A CNN-based lamb wave processing model for field monitoring of fatigue cracks in orthotropic steel bridge decks

Abstract

Orthotropic steel bridge decks (OSDs) are prone to fatigue cracking under vehicle cyclic loads, and hence, fatigue crack monitoring is important, especially for the identification of crack growth. To achieve the intelligent monitoring of fatigue cracks in OSDs, Lamb wave technology equipped with machine learning algorithms was proposed in this study. A convolutional neural network (CNN) model with three functional layers was constructed, where a convolution layer was used to eliminate ambient noise disruption from wave feature data, a feature pooling layer to enhance wave features, and a full connection layer to identify crack dimension. The optimal time and frequency parameters of the feature pooling layer were determined based on numerical simulation data and, therefore, could be applied in general situations.
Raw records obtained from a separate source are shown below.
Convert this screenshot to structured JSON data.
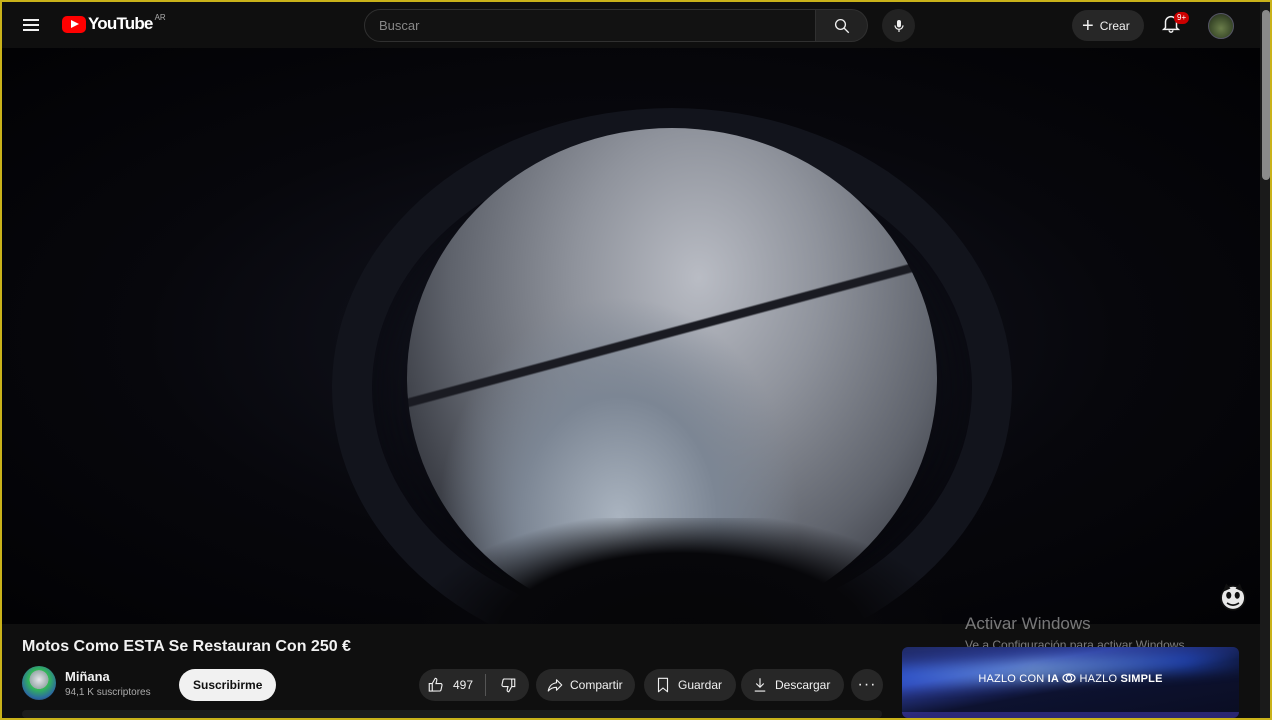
{
  "header": {
    "logo_text": "YouTube",
    "country_code": "AR",
    "search_placeholder": "Buscar",
    "create_label": "Crear",
    "notifications_badge": "9+"
  },
  "video": {
    "title": "Motos Como ESTA Se Restauran Con 250 €"
  },
  "channel": {
    "name": "Miñana",
    "subscribers": "94,1 K suscriptores",
    "subscribe_label": "Suscribirme"
  },
  "actions": {
    "like_count": "497",
    "share_label": "Compartir",
    "save_label": "Guardar",
    "download_label": "Descargar",
    "more_label": "···"
  },
  "ad": {
    "part1": "HAZLO CON ",
    "part2": "IA",
    "part3": " HAZLO ",
    "part4": "SIMPLE"
  },
  "watermark": {
    "title": "Activar Windows",
    "subtitle": "Ve a Configuración para activar Windows."
  },
  "colors": {
    "accent": "#ff0000",
    "background": "#0f0f0f",
    "pill": "#272727"
  }
}
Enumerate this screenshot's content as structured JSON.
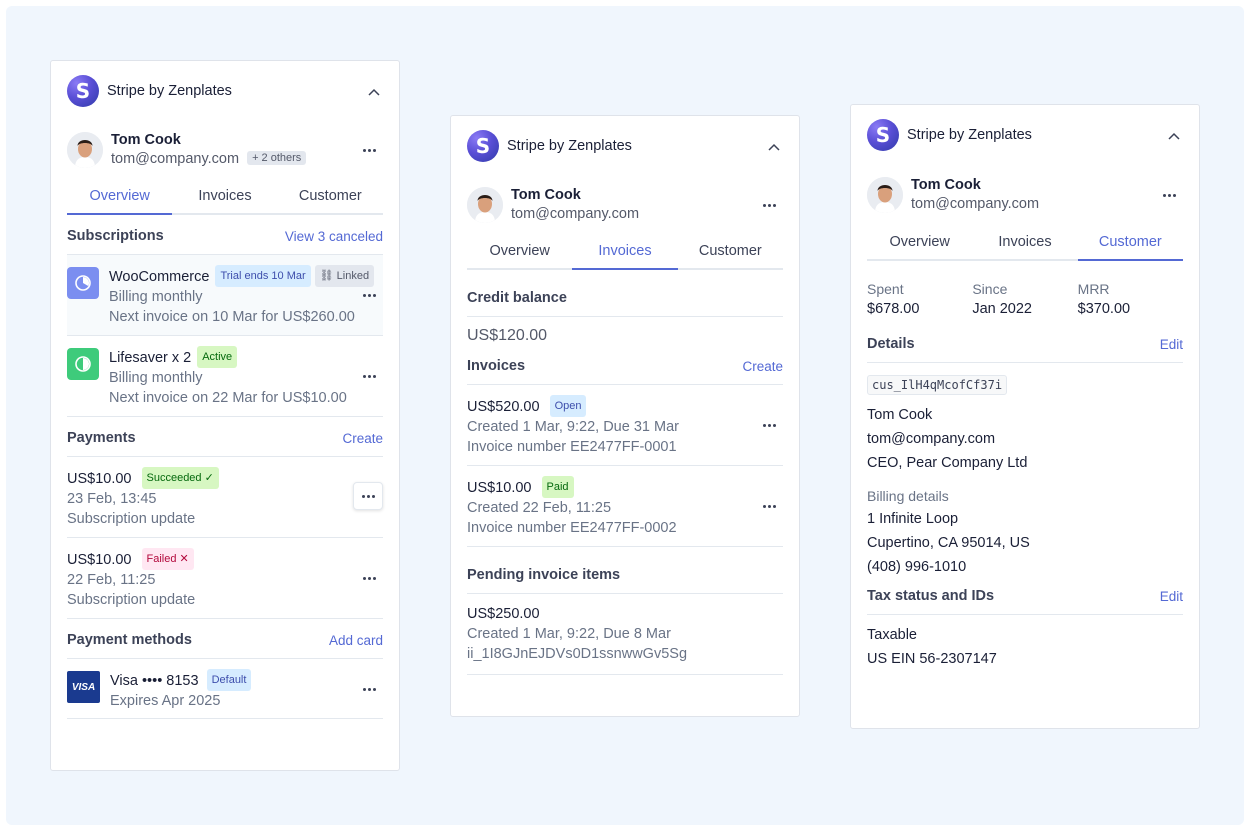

In comparisons through field monitoring with continuous wavelet transform (CWT) and continuous Fourier transform (CFT) algorithms, the wave features obtained by the CNN model are more regularized and less fluctuant. The fatigue crack length identification errors of the CNN model are within 1 mm, which are smaller than those of the other algorithms. The CNN model obtains the highest accuracy rates under various loss thresholds. The proposed model also demonstrates superior identification accuracy in comparison to other existing methods. Consequently, when combined with Lamb wave technology, the model can therefore be suitable to applied in the fatigue crack monitoring of real OSDs.